For some of my many benchmarks, identified in
http://www.roylongbottom.org.uk/
I produce an assembly code listing from which actual assembler instructions used can be calculated (Note that these are not actual micro instructions used by the RISC processors). The following includes %MIPS/MHz calculations based on these and other MIPS assumptions.
http://www.roylongbottom.org.uk/cpuspeed.htm
The results only apply for Intel CPUs. You will see that MIPS results depend on whether CPU, cache or RAM data is being used. For a modern CPU at 2500 MHz, likely MIPS are between 1250 and 9000 using CPU/L1 cache but much less accessing data in RAM. Then there are SSE SIMD integer instructions. Real integer MIPS for simple register based additions are in:
http://www.roylongbottom.org.uk/whatcpu%20results.htm#anchorC2D
Where my 2.4 GHz Core 2 CPU is shown to run at up to 17531 MIPS.
Roy
MIPS officially stands for Million Instructions Per Second but the Hacker's Dictionary defines it as Meaningless Indication of Processor Speed. This is because many companies use the theoretical maximum for marketing which is never achieved in real applications. E.g. current Intel processors can execute up to 4 instructions per cycle. Following this logic at 2.5 GHz it achieves 10,000 MIPS. In real applications, of course, this number is never achieved. Another problem, which slavik already mentions, is that instructions do different amounts of useful work. There are even NOPs, which–by definition–do nothing useful yet contribute to the MIPS rating.
To correct this people began using Dhrystone MIPS in the 1980s. Dhrystone is a synthetical benchmark (i.e. it is not based on a useful program) and one Dhrystone MIPS is defined relative to the benchmark performance of a VAX 11/780. This is only slightly less ridiculous than the definition above.
Today, performance is commonly measured by SPEC CPU benchmarks, which are based on real world programs. If you know these benchmarks and your own applications very well, you can make resonable predictions of performance without actually running your application on the CPU in question.
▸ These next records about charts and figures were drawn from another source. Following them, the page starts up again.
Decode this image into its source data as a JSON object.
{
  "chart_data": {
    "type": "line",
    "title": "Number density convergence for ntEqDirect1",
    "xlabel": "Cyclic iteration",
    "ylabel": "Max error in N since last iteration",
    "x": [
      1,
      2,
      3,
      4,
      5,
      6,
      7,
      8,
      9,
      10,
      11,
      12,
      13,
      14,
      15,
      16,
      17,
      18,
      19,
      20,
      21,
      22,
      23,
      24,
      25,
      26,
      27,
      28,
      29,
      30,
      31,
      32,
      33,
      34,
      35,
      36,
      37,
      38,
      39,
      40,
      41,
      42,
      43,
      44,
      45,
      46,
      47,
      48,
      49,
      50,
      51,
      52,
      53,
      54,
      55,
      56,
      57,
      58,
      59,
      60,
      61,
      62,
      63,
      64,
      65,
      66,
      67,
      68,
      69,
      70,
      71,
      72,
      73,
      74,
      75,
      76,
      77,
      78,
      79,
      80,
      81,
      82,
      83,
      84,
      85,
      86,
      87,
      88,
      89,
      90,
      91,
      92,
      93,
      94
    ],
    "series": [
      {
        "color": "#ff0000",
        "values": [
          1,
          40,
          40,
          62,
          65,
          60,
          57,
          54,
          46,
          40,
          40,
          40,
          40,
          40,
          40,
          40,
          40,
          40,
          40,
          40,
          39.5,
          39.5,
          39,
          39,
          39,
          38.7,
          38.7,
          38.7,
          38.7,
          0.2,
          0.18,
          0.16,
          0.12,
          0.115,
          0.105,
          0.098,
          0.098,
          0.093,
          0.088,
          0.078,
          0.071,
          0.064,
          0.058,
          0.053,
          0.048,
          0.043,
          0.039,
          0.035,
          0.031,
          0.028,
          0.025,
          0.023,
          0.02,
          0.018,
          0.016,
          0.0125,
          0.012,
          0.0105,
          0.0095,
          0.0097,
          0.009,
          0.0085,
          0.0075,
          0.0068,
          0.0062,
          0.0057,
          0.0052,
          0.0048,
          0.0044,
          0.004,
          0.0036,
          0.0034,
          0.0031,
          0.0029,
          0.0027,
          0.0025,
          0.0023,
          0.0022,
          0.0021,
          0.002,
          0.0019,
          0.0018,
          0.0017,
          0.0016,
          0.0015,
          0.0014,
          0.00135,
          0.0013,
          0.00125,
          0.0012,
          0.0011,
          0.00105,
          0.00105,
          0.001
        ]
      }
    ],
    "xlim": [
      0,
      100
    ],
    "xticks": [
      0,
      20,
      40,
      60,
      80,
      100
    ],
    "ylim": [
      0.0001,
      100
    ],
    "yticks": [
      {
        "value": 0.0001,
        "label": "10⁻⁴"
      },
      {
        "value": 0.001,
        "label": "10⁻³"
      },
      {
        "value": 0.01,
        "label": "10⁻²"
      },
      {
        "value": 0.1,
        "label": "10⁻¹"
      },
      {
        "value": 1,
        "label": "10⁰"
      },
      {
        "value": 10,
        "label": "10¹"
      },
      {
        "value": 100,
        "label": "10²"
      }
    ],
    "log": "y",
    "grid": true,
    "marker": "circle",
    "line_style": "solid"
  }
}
They key is to understand that performance will vary widely based on a number of characteristics. E.g. there used to be a program called The Many Faces of Go which essentially hard codes knowledge about the Board Game in many conditional if-clauses. The performance of this program is almost entirely determined by the branch predictor. Other programs use hughe amounts of memory that does not fit into any cache. The performance of these programs is determined by the bandwidth and/or latency of the main memory. Some applications may depend heavily on the throughput of floating point instructions while other applications never use any floating point instructions. You get the idea. An accurate prediction is impossible without knowing the application.
Having said all that, an average number would be around 2 instructions per cycle and 5,000 MIPS # 2.5 GHz. However, real numbers can be easily ten or even a hundred times lower.